135 artists are taking part in "Inside Job" which takes place on the 7th and 8th of April on Level 6 of Tate Modern. Over the next few weeks The Rebel Magazine will be chatting to some of the Tate staff who are showing their artwork. Today we say "Hello" to Gerry King.
Q) Where did you grow up and what kind of education did you receive?
"I was born in Lambeth, London, my first ever foray into writing and publishing was a three-page carbon copy magazine made when I was in care during the early 1970s. I consider myself an autodidact, however I studied Performance Writing at the magnificent Dartington College of Arts as a mature student. At this time, I began to have some awareness or context to how I wanted to express myself. Until the early 1990s I carried out extensive research in subjective malfeasance, experiencing a wide range of colourful environments and characters from secure government institutions to seaside winter lets, city squats and international hotels. The inspiration for many of my stories are drawn from my irregular past, certainly some of the people I met through my late father, who was an ex-professional boxer. I come from the old school of battered Transit vans and fading walnut dashed predatory Jaguars with big boots. My work history has covered most aspects of low – status survival and dubious self – employment."

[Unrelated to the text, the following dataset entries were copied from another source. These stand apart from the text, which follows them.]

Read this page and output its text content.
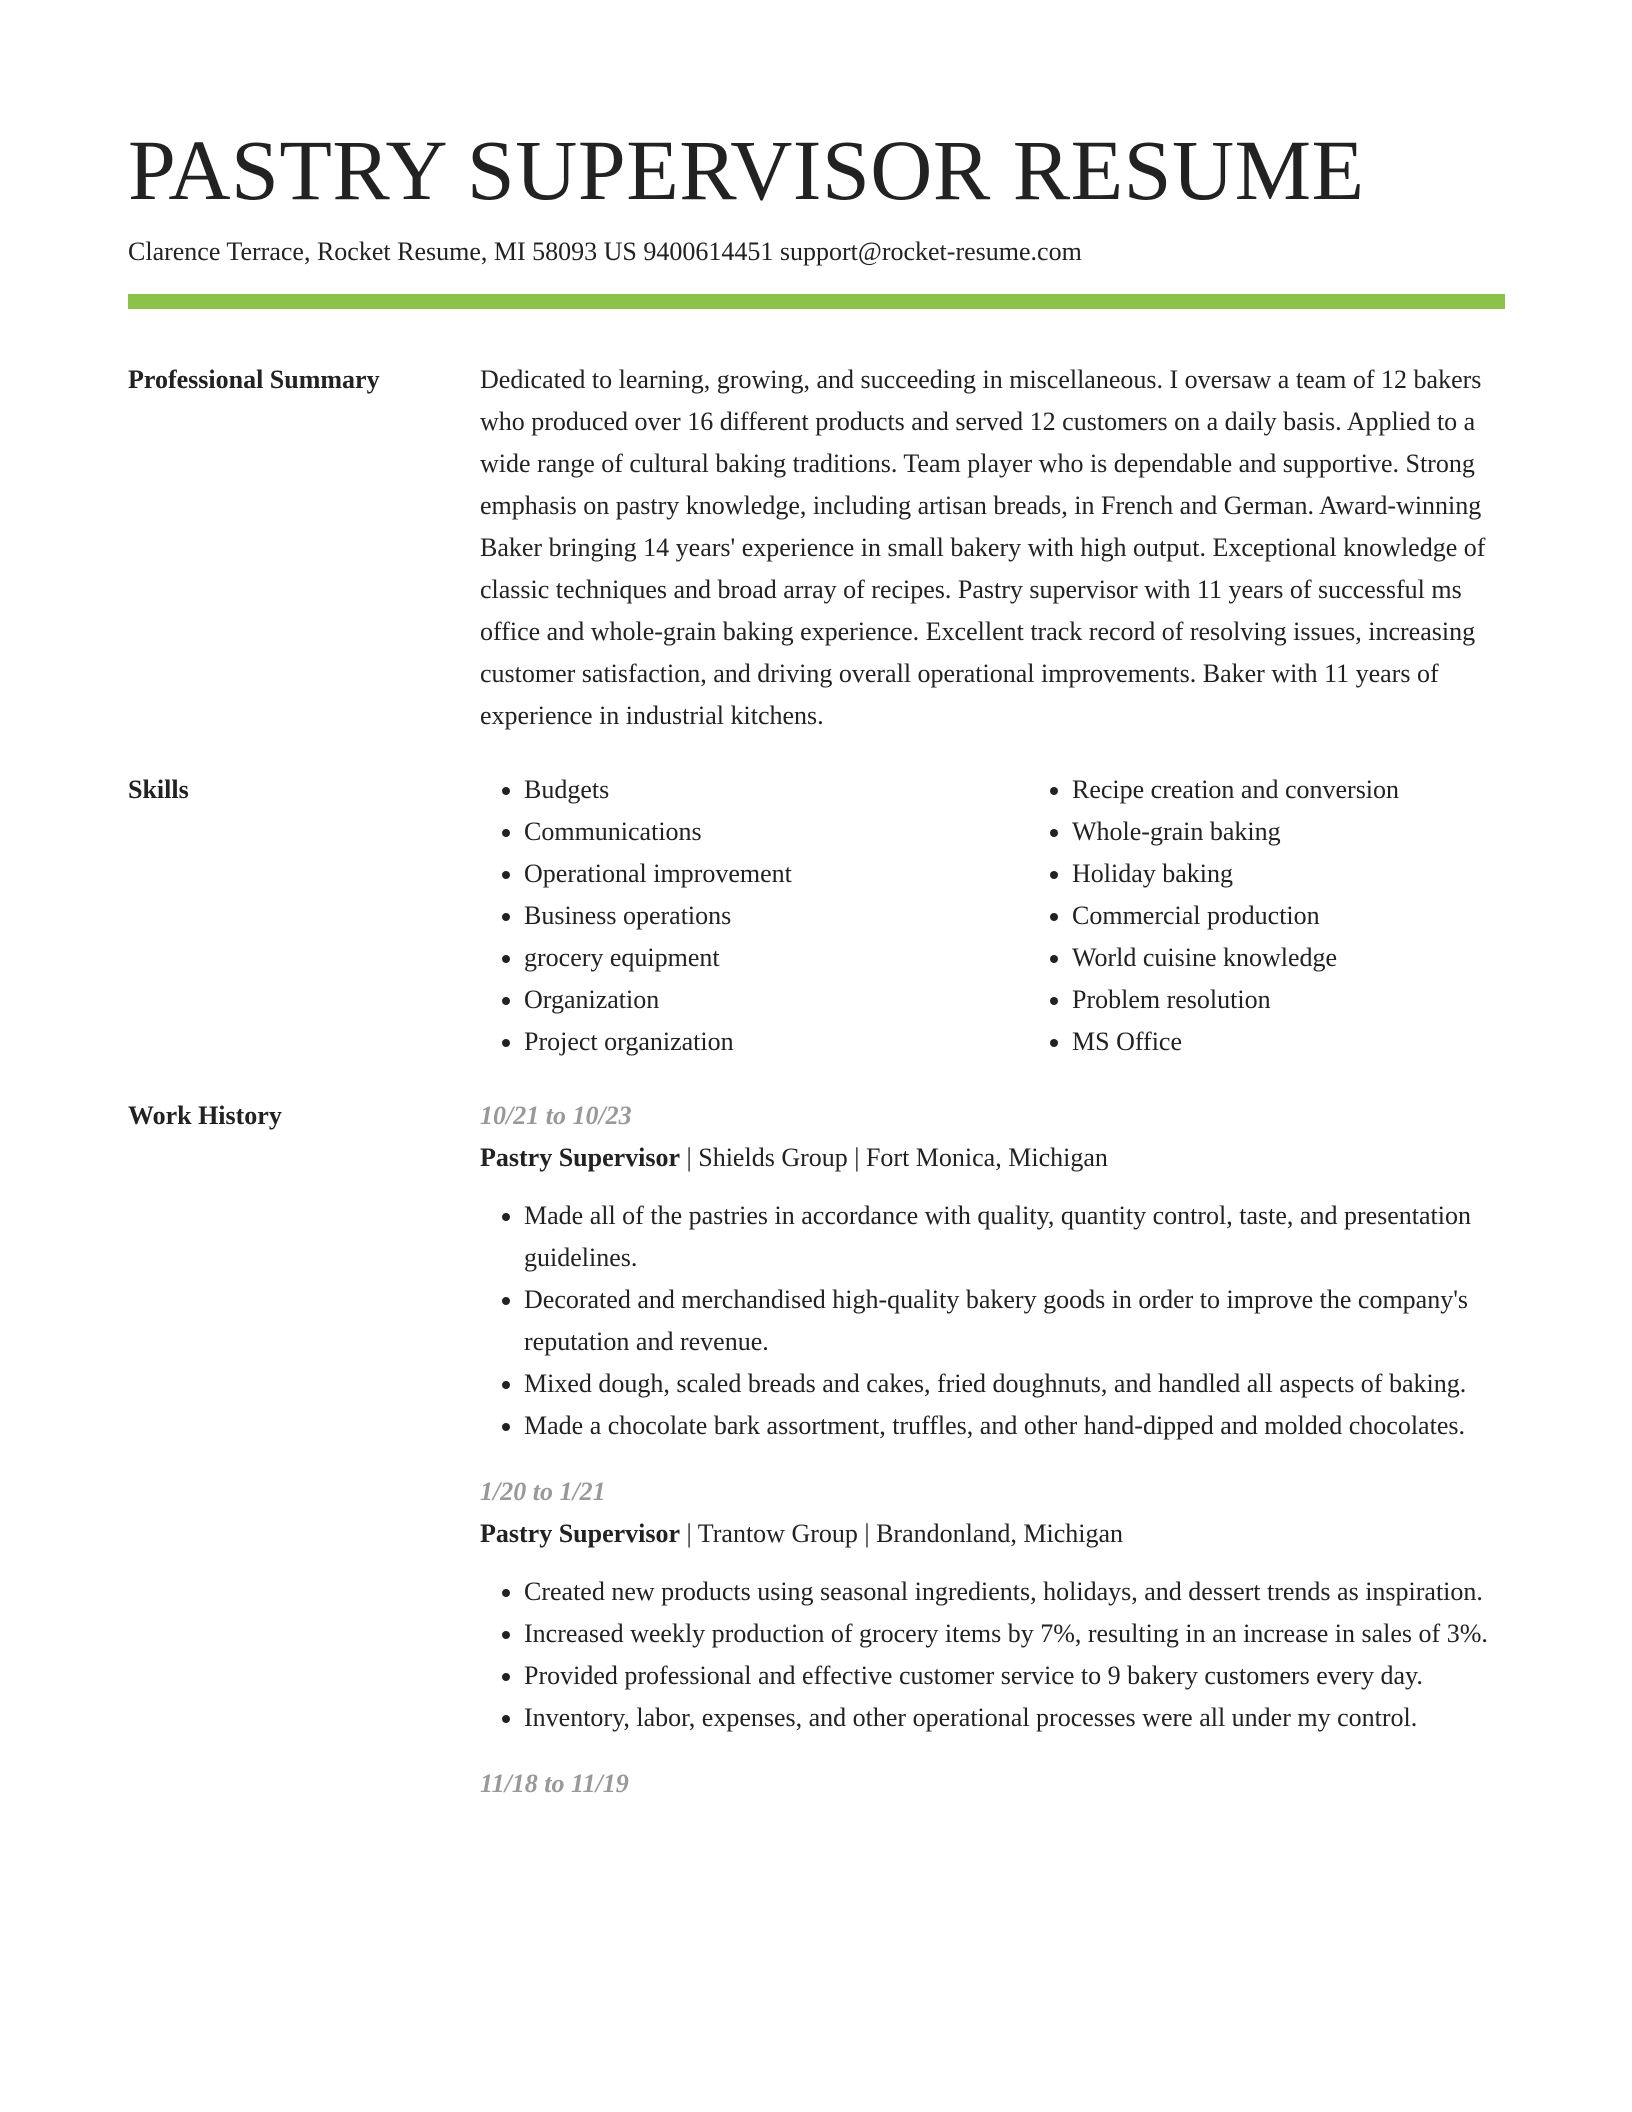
PASTRY SUPERVISOR RESUME
Clarence Terrace, Rocket Resume, MI 58093 US 9400614451 support@rocket-resume.com
Professional Summary	Dedicated to learning, growing, and succeeding in miscellaneous. I oversaw a team of 12 bakers who produced over 16 different products and served 12 customers on a daily basis. Applied to a wide range of cultural baking traditions. Team player who is dependable and supportive. Strong emphasis on pastry knowledge, including artisan breads, in French and German. Award-winning Baker bringing 14 years' experience in small bakery with high output. Exceptional knowledge of classic techniques and broad array of recipes. Pastry supervisor with 11 years of successful ms office and whole-grain baking experience. Excellent track record of resolving issues, increasing customer satisfaction, and driving overall operational improvements. Baker with 11 years of experience in industrial kitchens.
Skills
•	Budgets
• Communications
• Operational improvement
• Business operations
• grocery equipment
• Organization
• Project organization
• Recipe creation and conversion
• Whole-grain baking
• Holiday baking
• Commercial production
• World cuisine knowledge
• Problem resolution
• MS Office
Work History	10/21 to 10/23
Pastry Supervisor | Shields Group | Fort Monica, Michigan
• Made all of the pastries in accordance with quality, quantity control, taste, and presentation guidelines.
• Decorated and merchandised high-quality bakery goods in order to improve the company's reputation and revenue.
• Mixed dough, scaled breads and cakes, fried doughnuts, and handled all aspects of baking.
• Made a chocolate bark assortment, truffles, and other hand-dipped and molded chocolates.
1/20 to 1/21
Pastry Supervisor | Trantow Group | Brandonland, Michigan
• Created new products using seasonal ingredients, holidays, and dessert trends as inspiration.
• Increased weekly production of grocery items by 7%, resulting in an increase in sales of 3%.
• Provided professional and effective customer service to 9 bakery customers every day.
• Inventory, labor, expenses, and other operational processes were all under my control.
11/18 to 11/19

Q) How long have you been working at the Tate and what is the best show you’ve seen there?
"I participated in the Amelia Pica and Roman Ondak performance pieces that were part of the inauguration of the Blavatnik building in 2016 but I started work as a visitor assistant just over a year ago. The Red Star Over Russia exhibition is my favourite to date from beginning to end. The dedication and passion of the collector David King, the importance of the avant-garde within this social and historical context. What it says to me is: Nothing comes easy."
Q) What can you tell me about the work you are exhibiting in the Tate Modern show?

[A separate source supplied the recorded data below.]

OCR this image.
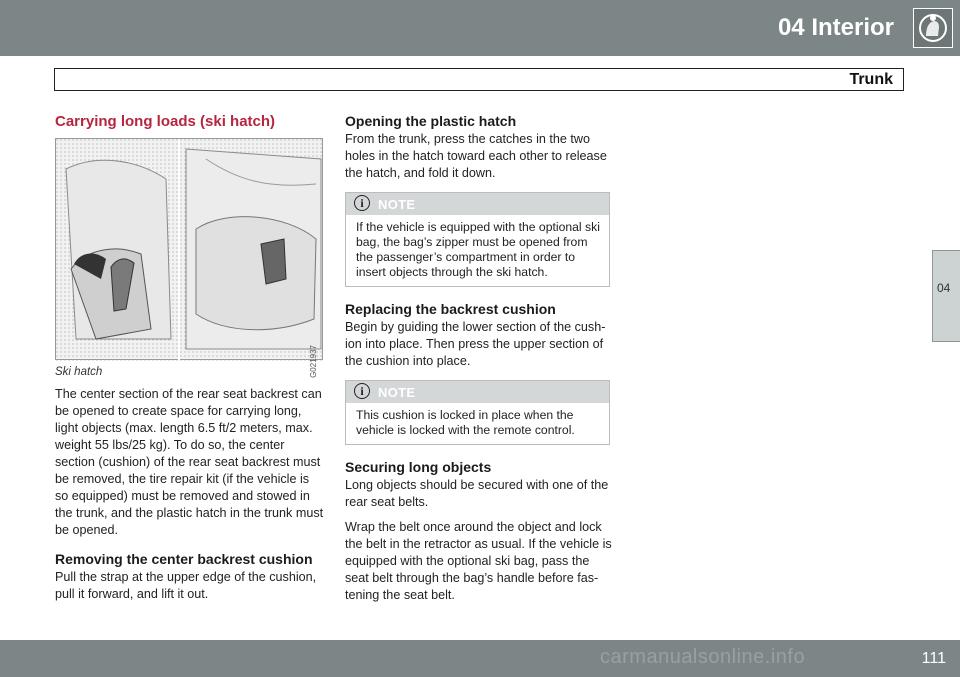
04 Interior
Trunk
04
Carrying long loads (ski hatch)
G021937
Ski hatch

The center section of the rear seat backrest can be opened to create space for carrying long, light objects (max. length 6.5 ft/2 meters, max. weight 55 lbs/25 kg). To do so, the center section (cushion) of the rear seat backrest must be removed, the tire repair kit (if the vehicle is so equipped) must be removed and stowed in the trunk, and the plastic hatch in the trunk must be opened.

Removing the center backrest cushion

Pull the strap at the upper edge of the cushion, pull it forward, and lift it out.

Opening the plastic hatch

From the trunk, press the catches in the two holes in the hatch toward each other to release the hatch, and fold it down.

i	NOTE
If the vehicle is equipped with the optional ski bag, the bag’s zipper must be opened from the passenger’s compartment in order to insert objects through the ski hatch.
Replacing the backrest cushion

Begin by guiding the lower section of the cush-ion into place. Then press the upper section of the cushion into place.

i	NOTE
This cushion is locked in place when the vehicle is locked with the remote control.
Securing long objects

Long objects should be secured with one of the rear seat belts.

Wrap the belt once around the object and lock the belt in the retractor as usual. If the vehicle is equipped with the optional ski bag, pass the seat belt through the bag’s handle before fas-tening the seat belt.

carmanualsonline.info	111
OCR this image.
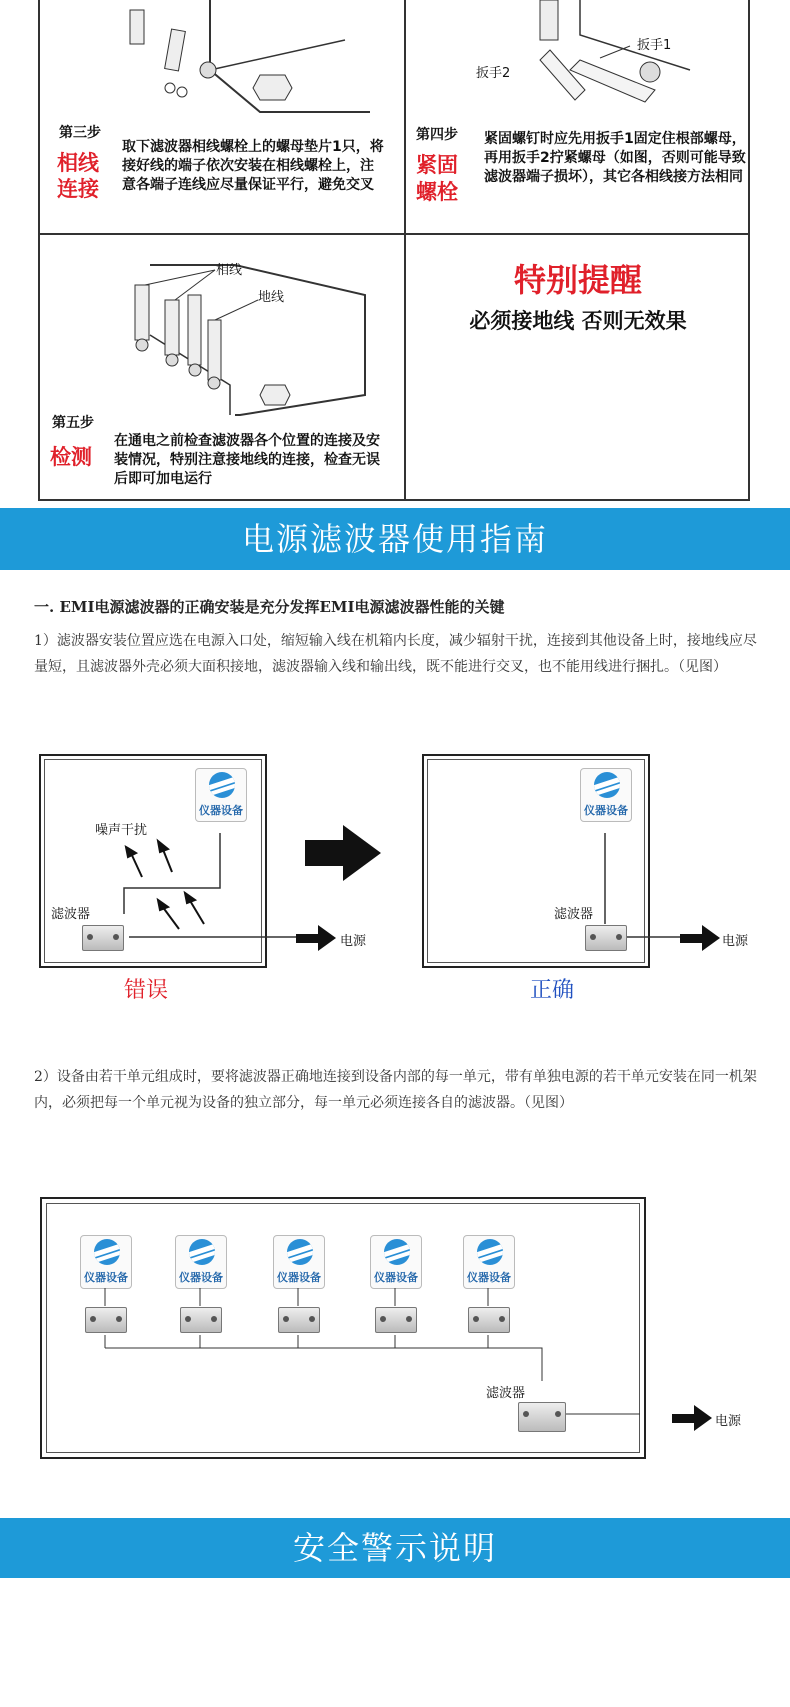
第三步
相线
连接
取下滤波器相线螺栓上的螺母垫片1只，将接好线的端子依次安装在相线螺栓上，注意各端子连线应尽量保证平行，避免交叉
扳手1
扳手2
第四步
紧固
螺栓
紧固螺钉时应先用扳手1固定住根部螺母，再用扳手2拧紧螺母（如图，否则可能导致滤波器端子损坏），其它各相线接方法相同
相线
地线
第五步
检测
在通电之前检查滤波器各个位置的连接及安装情况，特别注意接地线的连接，检查无误后即可加电运行
特别提醒
必须接地线 否则无效果
电源滤波器使用指南
一. EMI电源滤波器的正确安装是充分发挥EMI电源滤波器性能的关键
1）滤波器安装位置应选在电源入口处，缩短输入线在机箱内长度，减少辐射干扰，连接到其他设备上时，接地线应尽量短，且滤波器外壳必须大面积接地，滤波器输入线和输出线，既不能进行交叉，也不能用线进行捆扎。（见图）
仪器设备
噪声干扰
滤波器
电源
错误
仪器设备
滤波器
电源
正确
2）设备由若干单元组成时，要将滤波器正确地连接到设备内部的每一单元，带有单独电源的若干单元安装在同一机架内，必须把每一个单元视为设备的独立部分，每一单元必须连接各自的滤波器。（见图）
仪器设备	仪器设备	仪器设备	仪器设备	仪器设备
滤波器
电源
安全警示说明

"On the 12th September 2005 The Guardian moved from their broadsheet format to the now defunct Berliner. I had been writing micro fictions and taking photographs. I was living in Bristol a City keen on recycling, so I moved my work into the old Guardian.
The name Zero Lubin had been created in the ‘witch’s hat’ part of a corner building on Belmont and Hoyne in Chicago, Illinois during the winter of 1998.

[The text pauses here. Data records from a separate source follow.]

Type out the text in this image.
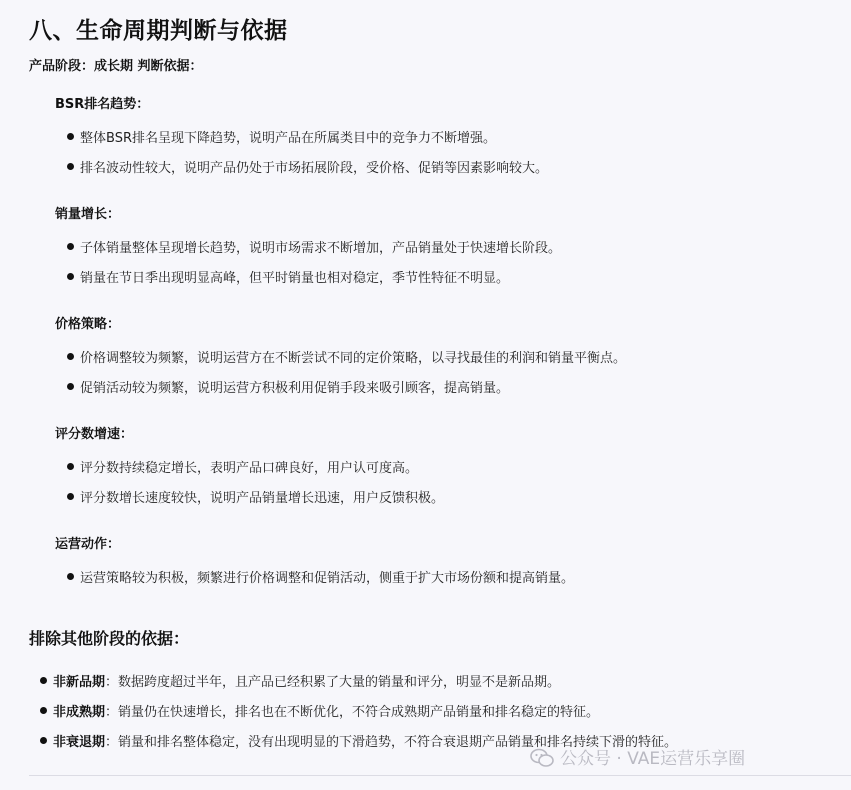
八、生命周期判断与依据
产品阶段：成长期 判断依据：
BSR排名趋势：
整体BSR排名呈现下降趋势，说明产品在所属类目中的竞争力不断增强。
排名波动性较大，说明产品仍处于市场拓展阶段，受价格、促销等因素影响较大。
销量增长：
子体销量整体呈现增长趋势，说明市场需求不断增加，产品销量处于快速增长阶段。
销量在节日季出现明显高峰，但平时销量也相对稳定，季节性特征不明显。
价格策略：
价格调整较为频繁，说明运营方在不断尝试不同的定价策略，以寻找最佳的利润和销量平衡点。
促销活动较为频繁，说明运营方积极利用促销手段来吸引顾客，提高销量。
评分数增速：
评分数持续稳定增长，表明产品口碑良好，用户认可度高。
评分数增长速度较快，说明产品销量增长迅速，用户反馈积极。
运营动作：
运营策略较为积极，频繁进行价格调整和促销活动，侧重于扩大市场份额和提高销量。
排除其他阶段的依据：
非新品期：数据跨度超过半年，且产品已经积累了大量的销量和评分，明显不是新品期。
非成熟期：销量仍在快速增长，排名也在不断优化，不符合成熟期产品销量和排名稳定的特征。
非衰退期：销量和排名整体稳定，没有出现明显的下滑趋势，不符合衰退期产品销量和排名持续下滑的特征。
公众号 · VAE运营乐享圈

The Lubin is the beginning of giving my work a home. There followed a series of esoteric greeting cards and two books: Lubin Tales 2010 and Smoke and Other Tales 2016."
Q)Is there anything you have to declare/do you have a favourite quote, thought or joke you’d care to share?
"While I was living in Chicago I met the Pulitzer Prize winning author Studs Terkel. My favourite quote is his: Take it easy… but take it."